Si vous voulez être un connard, la déshumanisation ça marche super bien comme vous pouvez le voir ! Parler à l’autre à la troisième personne marche bien. Une variante c’est de vous foutre ostensiblement de la gueule de cette personne quand elle ne peut clairement rien faire, ou qu’elle n’a pas le droit de répondre. Ça marche bien aussi. Un jour comme ça, alors que j’étais sur le frais (décidément), je galérais foutrement avec mes cartons (paye ta narration redondante…). Étagère du bas, j’ai le corps à moitié dans le frigo, j’essaie de trouver une façon de positionner ma tête et mes épaules pour que mes bras puissent dégager les cartons du fond. L’opération est un peu délicate, et chiante, et prend un peu de temps. Environ deux-trois minutes. Certains clients voulaient des produits sur les étagères du haut. Un client respectueux de ma personne aurait gentiment attendu deux minutes que je finisse de galérer pour accéder à son produit.
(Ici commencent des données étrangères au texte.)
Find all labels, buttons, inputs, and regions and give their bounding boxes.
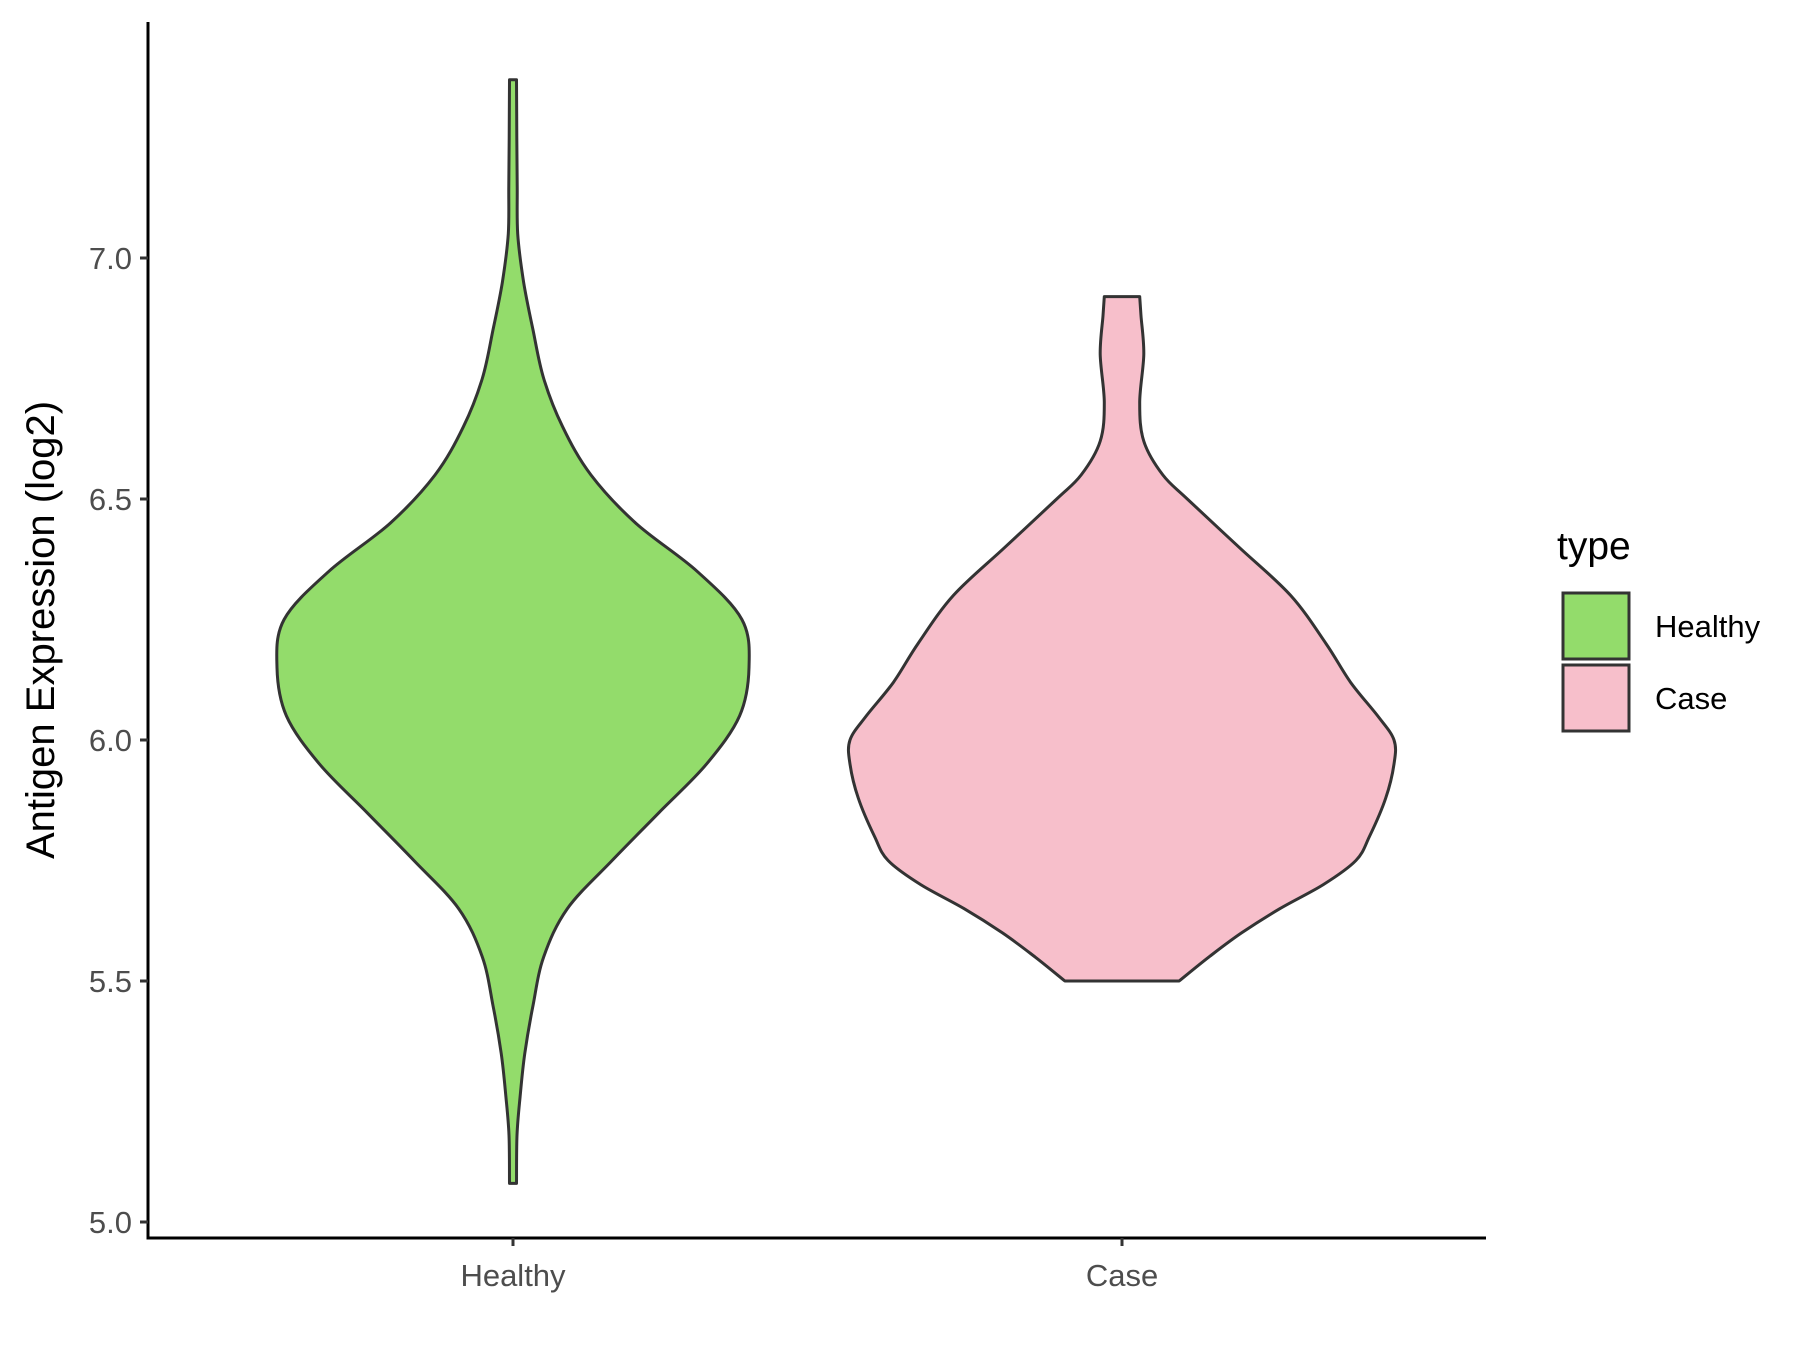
legend-swatch-healthy xyxy=(1561,591,1631,661)
axes-layer xyxy=(146,22,1486,1240)
y-tick-label: 7.0 xyxy=(89,241,132,276)
legend: type Healthy Case xyxy=(1557,525,1761,733)
legend-label-healthy: Healthy xyxy=(1655,609,1761,644)
y-tick-label: 5.5 xyxy=(89,964,132,999)
violins-layer xyxy=(275,78,1398,1185)
x-tick-label: Healthy xyxy=(460,1258,566,1293)
y-tick-label: 6.0 xyxy=(89,723,132,758)
legend-swatch-case xyxy=(1561,663,1631,733)
y-tick-label: 5.0 xyxy=(89,1205,132,1240)
y-tick-label: 6.5 xyxy=(89,482,132,517)
legend-label-case: Case xyxy=(1655,681,1727,716)
x-ticks: Healthy Case xyxy=(460,1238,1158,1293)
y-ticks: 5.0 5.5 6.0 6.5 7.0 xyxy=(89,241,148,1240)
y-axis-title: Antigen Expression (log2) xyxy=(19,401,63,859)
legend-title: type xyxy=(1557,525,1631,568)
x-tick-label: Case xyxy=(1086,1258,1158,1293)
violin-healthy xyxy=(275,78,751,1185)
violin-case xyxy=(846,295,1398,983)
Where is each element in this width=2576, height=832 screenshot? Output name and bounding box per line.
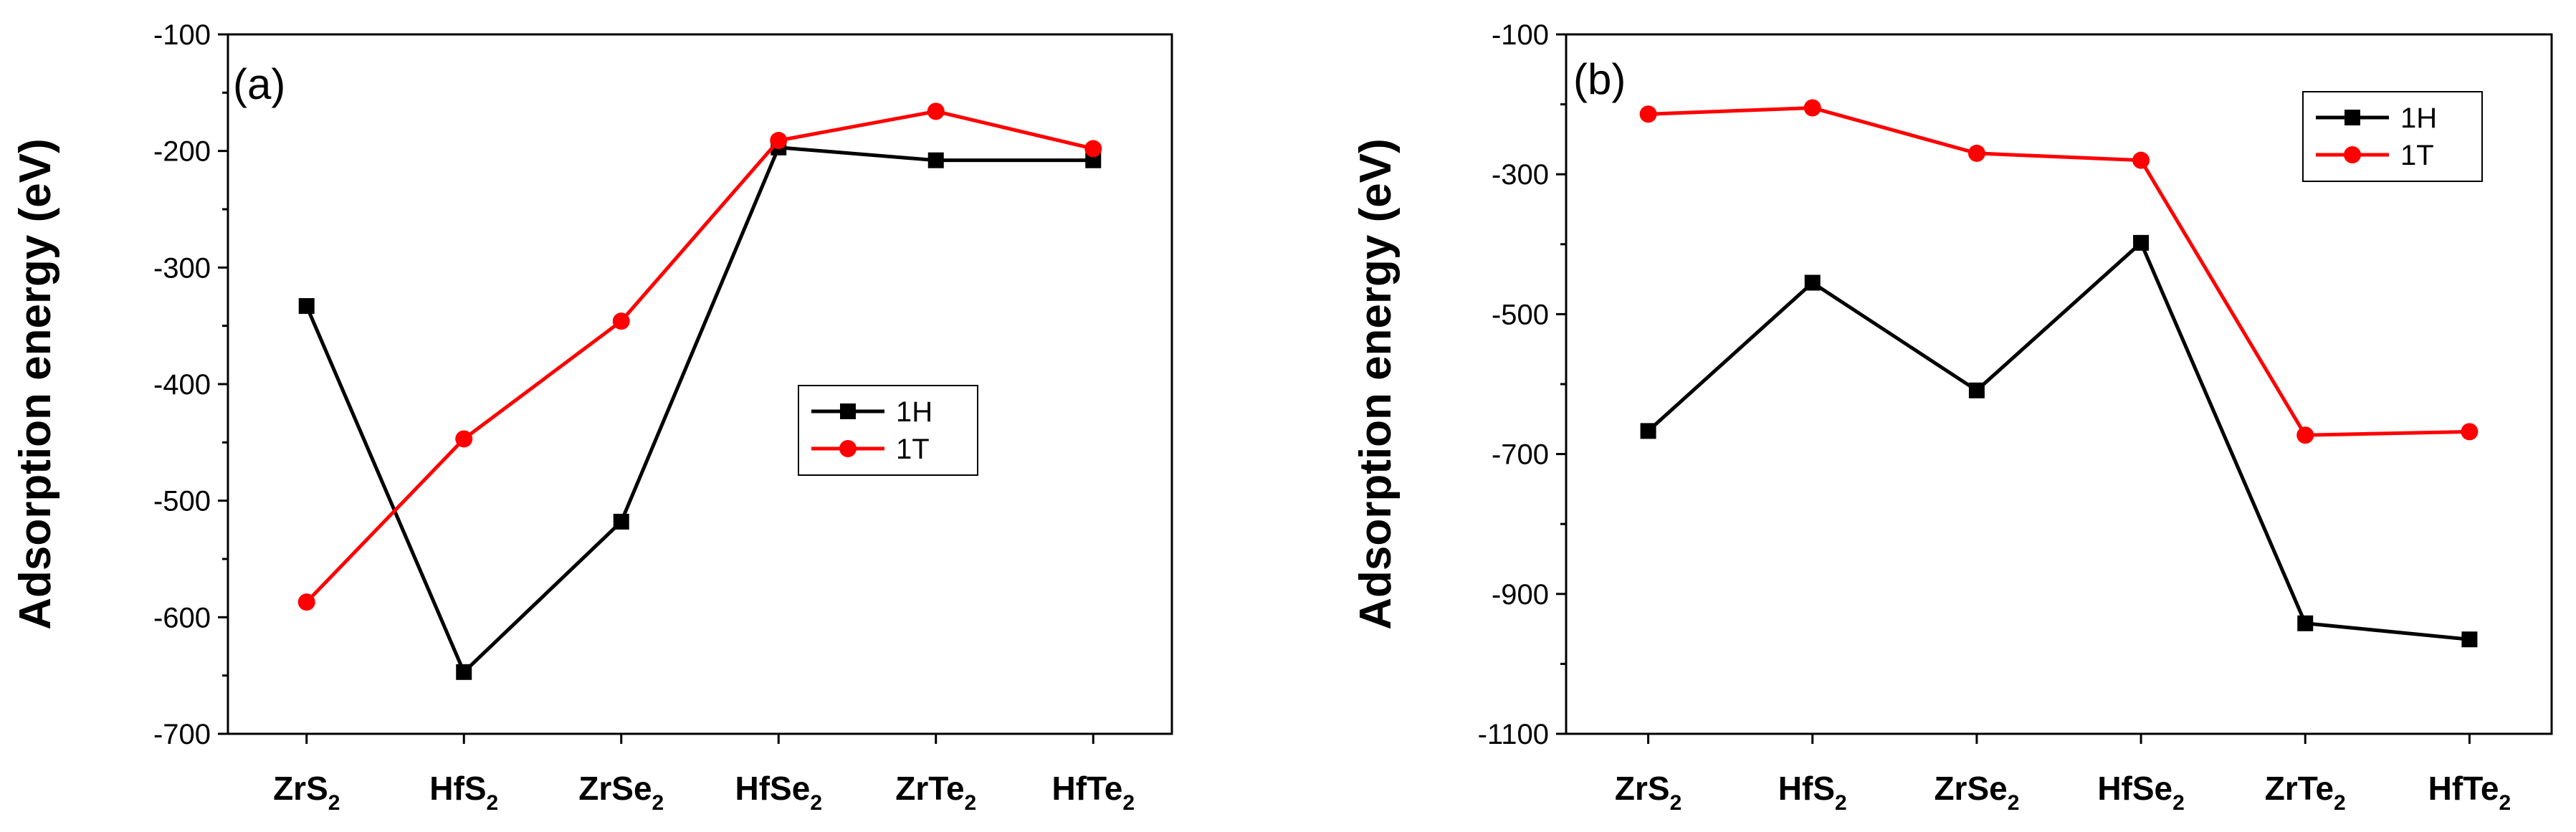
x-tick-label: ZrS2 [273,770,340,815]
x-tick-label: ZrTe2 [895,770,976,815]
y-tick-label: -400 [153,369,211,401]
series-1h-line [1646,239,2470,641]
series-1h-point [456,664,472,680]
legend-box [798,385,978,476]
series-1h-point [298,298,315,315]
x-tick-label: ZrSe2 [1934,770,2019,815]
series-1h-point [1640,423,1656,439]
series-1h-point [1804,274,1821,291]
legend-1t-label: 1T [2400,140,2434,171]
series-1t-line [1648,105,2470,437]
y-tick-label: -700 [153,719,211,750]
series-1t-line [305,109,1094,603]
series-1t-point [612,312,630,330]
x-tick-label: ZrTe2 [2265,770,2346,815]
series-1t-point [297,593,315,611]
legend-1t-label: 1T [896,434,930,465]
legend-box [2302,91,2483,182]
chart-panel-a: -100 -200 -300 -400 -500 -600 -700 ZrS2 HfS2 ZrSe… [11,19,1173,815]
y-axis-title: Adsorption energy (eV) [11,138,60,630]
legend-1h-marker [840,403,856,419]
series-1h-point [1085,152,1102,168]
y-tick-label: -900 [1492,579,1549,611]
x-tick-label: ZrS2 [1615,770,1681,815]
series-1t-point [2296,426,2314,444]
series-1t-point [1639,105,1657,123]
series-1t-point [770,132,788,150]
series-1t-point [927,102,945,120]
y-tick-label: -200 [153,136,211,168]
y-tick-label: -700 [1492,439,1549,471]
y-tick-label: -500 [1492,299,1549,330]
x-tick-label: HfSe2 [735,770,823,815]
x-tick-label: HfS2 [1778,770,1847,815]
x-tick-label: ZrSe2 [578,770,664,815]
x-tick-label: HfTe2 [2428,770,2511,815]
chart-panel-b: -100 -300 -500 -700 -900 -1100 ZrS2 HfS2 ZrSe2 Hf… [1351,19,2553,815]
series-1h-point [927,152,944,168]
series-1t-point [2132,151,2150,169]
x-tick-label: HfS2 [429,770,498,815]
legend-1t-marker [839,440,857,457]
panel-label: (a) [233,60,285,108]
y-tick-label: -300 [1492,159,1549,191]
series-1t-point [1084,140,1102,158]
series-1h-line [305,145,1094,676]
legend-1h-label: 1H [896,396,932,428]
y-axis-title: Adsorption energy (eV) [1351,138,1401,630]
series-1t-point [2461,423,2479,441]
x-tick-label: HfSe2 [2097,770,2185,815]
series-1h-point [613,513,629,530]
series-1h-point [2461,631,2478,648]
y-tick-label: -100 [1492,19,1549,51]
series-1h-point [2297,615,2314,631]
legend-1h-marker [2344,110,2360,125]
series-1h-point [2133,234,2150,251]
series-1t-point [1803,99,1821,117]
legend-1h-label: 1H [2400,102,2437,134]
y-tick-label: -100 [153,19,211,51]
x-tick-label: HfTe2 [1052,770,1135,815]
series-1h-point [1968,382,1985,398]
legend-1t-marker [2344,146,2361,163]
series-1t-point [1967,144,1985,162]
plot-frame [226,33,1173,735]
y-tick-label: -600 [153,602,211,633]
series-1t-point [455,430,473,448]
y-tick-label: -1100 [1478,719,1549,750]
y-tick-label: -500 [153,486,211,517]
y-tick-label: -300 [153,252,211,284]
panel-label: (b) [1573,55,1626,103]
C’est d’ailleurs ce que voulait faire madame quand elle a vu monsieur s’engager « mais attends qu’elle ait fini ! _Barf ! Elle a l’habitude qu’on l’emmerde c’est bon » … Dis moi connard de merde, tu veux pas t’essuyer les pieds sur mon dos non plus tant que tu y es ? Parce que le temps qu’il se décide (parce qu’en plus il hésitait entre le sandwich de gauche et le sandwich de droite bien sûr), moi j’étais coincée dans l’étagère du bas, le dos tordu, les bras en train de forcer pour maintenir mon équilibre et la prise sur le carton que j’allais pour remettre en place mais que je ne peux plus remettre en place parce que je ne peux tout simplement plus bouger. Mais c’est normal parce que « j’ai l’habitude » ??? Connard, va bien te faire éviscérer en enfer, mais t’inquiète ça sera pas grave, ils ont l’habitude d’éviscérer les gens en enfer. Putain, si les quinze personnes avant toi elles grillent le feu rouge, tu le grilles aussi parce que tout le monde en a rien à battre de mettre les autres en danger ? Les gens sont cons putain les gens sont cons…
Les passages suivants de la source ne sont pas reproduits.